PyTorch autograd accumulates gradients, which can be used to increase effective batch size, for example, one can use following algorithm
- for each mini-batch from train_loader
- do forward and backward passes
- once every two iterations do:
optimizer.step()
optimizer.zero_grad()
This process will double the effective mini-batch size.
I have tested following two scenarios using above algorithm
Case 1:
mini_batch_size = 100
multi_batch_update = 4
- for each iteration:
- do forward and backward pass
- if iteration_number % 4 == 0:
-
scale down all parameter-gradients by factor of 4
-
optimizer.step()
-
optmizer.zero_grad()
ie. above algorithm will allow 4 backward passes, so gradients are accumulated and once every 4 iteration optimizer will perform weight updates. The effective batch size this way is 400!
Case 2:
mini_batch_size = 200
multi_batch_update = 2
ie. we consider the exact same scenario but with minibatch of 200 and with weight updates after every 2 iterations (after scaling down all gradients by factor of 2), thus effective batch size is still 400.
However, both algorithms seem to follow different learning curve.

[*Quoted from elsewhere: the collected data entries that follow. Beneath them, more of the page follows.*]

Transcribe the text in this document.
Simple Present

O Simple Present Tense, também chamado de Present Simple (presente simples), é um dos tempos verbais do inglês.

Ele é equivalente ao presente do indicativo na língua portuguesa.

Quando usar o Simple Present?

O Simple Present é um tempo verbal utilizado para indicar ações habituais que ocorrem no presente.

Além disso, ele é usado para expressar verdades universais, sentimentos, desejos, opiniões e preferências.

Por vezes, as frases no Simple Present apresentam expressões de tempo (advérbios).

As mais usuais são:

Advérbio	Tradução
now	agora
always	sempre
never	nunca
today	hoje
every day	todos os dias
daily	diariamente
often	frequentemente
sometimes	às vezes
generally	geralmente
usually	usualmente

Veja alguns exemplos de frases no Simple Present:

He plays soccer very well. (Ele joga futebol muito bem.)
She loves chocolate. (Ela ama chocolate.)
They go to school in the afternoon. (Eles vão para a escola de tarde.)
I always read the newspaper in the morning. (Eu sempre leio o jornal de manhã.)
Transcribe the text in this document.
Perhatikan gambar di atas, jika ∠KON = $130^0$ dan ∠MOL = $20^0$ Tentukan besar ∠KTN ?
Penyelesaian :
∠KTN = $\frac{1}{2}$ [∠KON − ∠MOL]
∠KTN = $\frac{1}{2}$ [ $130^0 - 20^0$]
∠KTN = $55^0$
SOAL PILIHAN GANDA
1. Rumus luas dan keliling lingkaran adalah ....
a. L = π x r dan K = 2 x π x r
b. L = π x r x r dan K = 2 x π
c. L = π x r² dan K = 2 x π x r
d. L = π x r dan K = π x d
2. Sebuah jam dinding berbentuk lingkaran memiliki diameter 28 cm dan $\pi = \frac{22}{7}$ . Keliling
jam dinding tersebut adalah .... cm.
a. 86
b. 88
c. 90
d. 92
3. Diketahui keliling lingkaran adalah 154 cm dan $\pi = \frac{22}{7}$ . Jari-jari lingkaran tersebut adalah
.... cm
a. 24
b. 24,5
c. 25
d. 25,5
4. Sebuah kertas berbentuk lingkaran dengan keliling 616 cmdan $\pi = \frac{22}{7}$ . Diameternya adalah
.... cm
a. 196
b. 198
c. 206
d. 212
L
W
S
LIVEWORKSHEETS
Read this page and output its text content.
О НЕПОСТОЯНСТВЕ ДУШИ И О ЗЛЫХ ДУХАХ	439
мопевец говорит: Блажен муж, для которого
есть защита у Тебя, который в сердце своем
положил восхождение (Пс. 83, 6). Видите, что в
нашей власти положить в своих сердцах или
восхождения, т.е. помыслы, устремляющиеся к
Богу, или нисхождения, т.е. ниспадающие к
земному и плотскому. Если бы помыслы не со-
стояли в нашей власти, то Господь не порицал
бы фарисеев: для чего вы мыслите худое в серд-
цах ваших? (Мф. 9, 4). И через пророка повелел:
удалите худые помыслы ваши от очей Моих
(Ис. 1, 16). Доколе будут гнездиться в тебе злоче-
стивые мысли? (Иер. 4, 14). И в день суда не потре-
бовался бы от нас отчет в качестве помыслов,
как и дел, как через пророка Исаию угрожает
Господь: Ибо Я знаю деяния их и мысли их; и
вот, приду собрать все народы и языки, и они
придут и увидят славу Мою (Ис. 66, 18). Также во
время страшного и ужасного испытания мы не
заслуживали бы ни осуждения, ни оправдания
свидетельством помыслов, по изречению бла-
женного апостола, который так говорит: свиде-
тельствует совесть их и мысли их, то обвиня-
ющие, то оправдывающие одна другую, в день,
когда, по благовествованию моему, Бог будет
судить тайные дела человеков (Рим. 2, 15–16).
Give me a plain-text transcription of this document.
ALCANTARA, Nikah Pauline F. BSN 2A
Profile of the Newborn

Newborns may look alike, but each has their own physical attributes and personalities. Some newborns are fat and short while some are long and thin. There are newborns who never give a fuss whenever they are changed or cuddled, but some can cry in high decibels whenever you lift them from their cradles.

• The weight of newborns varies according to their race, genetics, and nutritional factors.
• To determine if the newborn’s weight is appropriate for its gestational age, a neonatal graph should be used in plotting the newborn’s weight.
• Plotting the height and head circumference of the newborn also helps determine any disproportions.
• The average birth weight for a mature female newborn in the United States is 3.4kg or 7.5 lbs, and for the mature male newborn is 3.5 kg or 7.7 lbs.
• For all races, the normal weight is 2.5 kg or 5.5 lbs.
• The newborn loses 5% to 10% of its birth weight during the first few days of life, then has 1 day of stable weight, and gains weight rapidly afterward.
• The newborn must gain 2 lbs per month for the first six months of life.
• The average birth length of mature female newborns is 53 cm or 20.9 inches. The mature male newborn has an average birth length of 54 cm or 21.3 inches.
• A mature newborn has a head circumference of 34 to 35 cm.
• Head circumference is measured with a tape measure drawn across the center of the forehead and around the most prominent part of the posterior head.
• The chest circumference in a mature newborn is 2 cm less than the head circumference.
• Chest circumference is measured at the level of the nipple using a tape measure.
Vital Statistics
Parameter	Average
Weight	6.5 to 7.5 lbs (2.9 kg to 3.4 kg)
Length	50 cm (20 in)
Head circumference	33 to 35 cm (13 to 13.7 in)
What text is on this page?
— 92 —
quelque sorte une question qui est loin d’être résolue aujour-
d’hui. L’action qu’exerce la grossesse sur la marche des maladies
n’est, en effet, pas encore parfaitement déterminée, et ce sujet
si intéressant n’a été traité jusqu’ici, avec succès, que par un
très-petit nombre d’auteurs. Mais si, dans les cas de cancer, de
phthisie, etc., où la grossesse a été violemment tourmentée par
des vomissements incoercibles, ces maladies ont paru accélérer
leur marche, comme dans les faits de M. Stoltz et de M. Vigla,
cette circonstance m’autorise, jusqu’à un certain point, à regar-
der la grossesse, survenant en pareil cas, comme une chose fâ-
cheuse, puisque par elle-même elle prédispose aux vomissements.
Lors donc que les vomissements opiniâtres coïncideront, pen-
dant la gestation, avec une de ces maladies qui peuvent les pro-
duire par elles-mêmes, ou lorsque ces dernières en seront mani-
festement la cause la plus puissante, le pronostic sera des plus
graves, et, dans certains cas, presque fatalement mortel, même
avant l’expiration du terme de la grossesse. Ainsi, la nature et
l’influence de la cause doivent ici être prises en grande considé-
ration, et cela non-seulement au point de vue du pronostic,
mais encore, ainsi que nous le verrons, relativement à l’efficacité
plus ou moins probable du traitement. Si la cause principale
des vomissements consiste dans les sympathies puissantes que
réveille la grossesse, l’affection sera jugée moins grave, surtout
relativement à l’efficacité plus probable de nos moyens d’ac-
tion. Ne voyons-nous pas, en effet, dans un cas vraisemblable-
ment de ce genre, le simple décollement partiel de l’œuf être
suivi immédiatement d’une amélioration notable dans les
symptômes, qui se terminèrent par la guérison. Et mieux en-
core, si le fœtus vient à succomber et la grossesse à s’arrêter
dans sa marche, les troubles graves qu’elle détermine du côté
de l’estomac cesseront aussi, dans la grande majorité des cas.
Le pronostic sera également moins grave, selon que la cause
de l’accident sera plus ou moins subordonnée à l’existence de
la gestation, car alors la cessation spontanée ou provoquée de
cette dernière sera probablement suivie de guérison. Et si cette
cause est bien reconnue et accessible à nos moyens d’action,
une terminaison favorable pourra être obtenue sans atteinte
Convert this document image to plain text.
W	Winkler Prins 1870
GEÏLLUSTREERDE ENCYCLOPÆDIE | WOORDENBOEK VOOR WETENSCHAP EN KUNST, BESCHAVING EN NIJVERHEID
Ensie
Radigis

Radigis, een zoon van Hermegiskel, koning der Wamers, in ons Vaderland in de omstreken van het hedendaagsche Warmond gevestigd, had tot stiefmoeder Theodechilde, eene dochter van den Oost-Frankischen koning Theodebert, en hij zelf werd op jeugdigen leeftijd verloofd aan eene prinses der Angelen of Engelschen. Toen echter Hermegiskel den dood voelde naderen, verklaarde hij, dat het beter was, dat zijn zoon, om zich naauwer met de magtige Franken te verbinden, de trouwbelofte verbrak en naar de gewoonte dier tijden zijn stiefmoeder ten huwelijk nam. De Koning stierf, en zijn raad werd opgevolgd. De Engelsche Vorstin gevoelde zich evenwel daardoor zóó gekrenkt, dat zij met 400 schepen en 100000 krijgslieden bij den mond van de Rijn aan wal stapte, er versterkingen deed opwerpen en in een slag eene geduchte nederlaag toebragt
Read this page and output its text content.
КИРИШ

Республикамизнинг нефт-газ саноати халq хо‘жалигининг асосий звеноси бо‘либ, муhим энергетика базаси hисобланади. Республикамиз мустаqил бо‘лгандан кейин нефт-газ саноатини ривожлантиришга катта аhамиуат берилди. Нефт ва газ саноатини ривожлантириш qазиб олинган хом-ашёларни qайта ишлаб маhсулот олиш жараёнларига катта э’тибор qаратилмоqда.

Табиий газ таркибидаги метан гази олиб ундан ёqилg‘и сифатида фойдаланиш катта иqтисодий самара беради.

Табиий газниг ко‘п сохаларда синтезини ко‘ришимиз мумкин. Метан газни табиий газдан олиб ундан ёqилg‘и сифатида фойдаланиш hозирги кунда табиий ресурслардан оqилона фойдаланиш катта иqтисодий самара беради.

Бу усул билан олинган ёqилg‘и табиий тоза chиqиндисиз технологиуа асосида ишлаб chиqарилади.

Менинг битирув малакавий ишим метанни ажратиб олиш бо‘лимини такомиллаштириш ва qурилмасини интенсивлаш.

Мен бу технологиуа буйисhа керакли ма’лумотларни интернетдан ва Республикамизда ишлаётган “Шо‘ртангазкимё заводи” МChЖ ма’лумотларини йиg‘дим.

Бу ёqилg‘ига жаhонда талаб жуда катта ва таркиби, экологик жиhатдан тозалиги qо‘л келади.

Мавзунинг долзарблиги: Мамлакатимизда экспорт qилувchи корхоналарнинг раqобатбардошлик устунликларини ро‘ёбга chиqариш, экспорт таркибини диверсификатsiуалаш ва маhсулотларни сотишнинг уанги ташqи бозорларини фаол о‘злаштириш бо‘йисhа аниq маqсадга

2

For example, I use algorithm from Case 1 for few iterations and then switch to Case 2 at about 4500th iteration, following is a learning curve
On the other hand if I start with Case 2 and then switch to Case 1 at about 2500th iteration, following is a learning curve
One can notice from learning curves that effective learning rate of Case 1 is lower than that for Case 2,
Can someone please explain this particular behaviour?
PS:
- I use Adam optimiser with default settings.
- Batchnorm is enabled (however, same behaviour is seen even without Batchnorm)
- Results are generated for fashionMnist dataset and can be reproduced with any simple CNN network.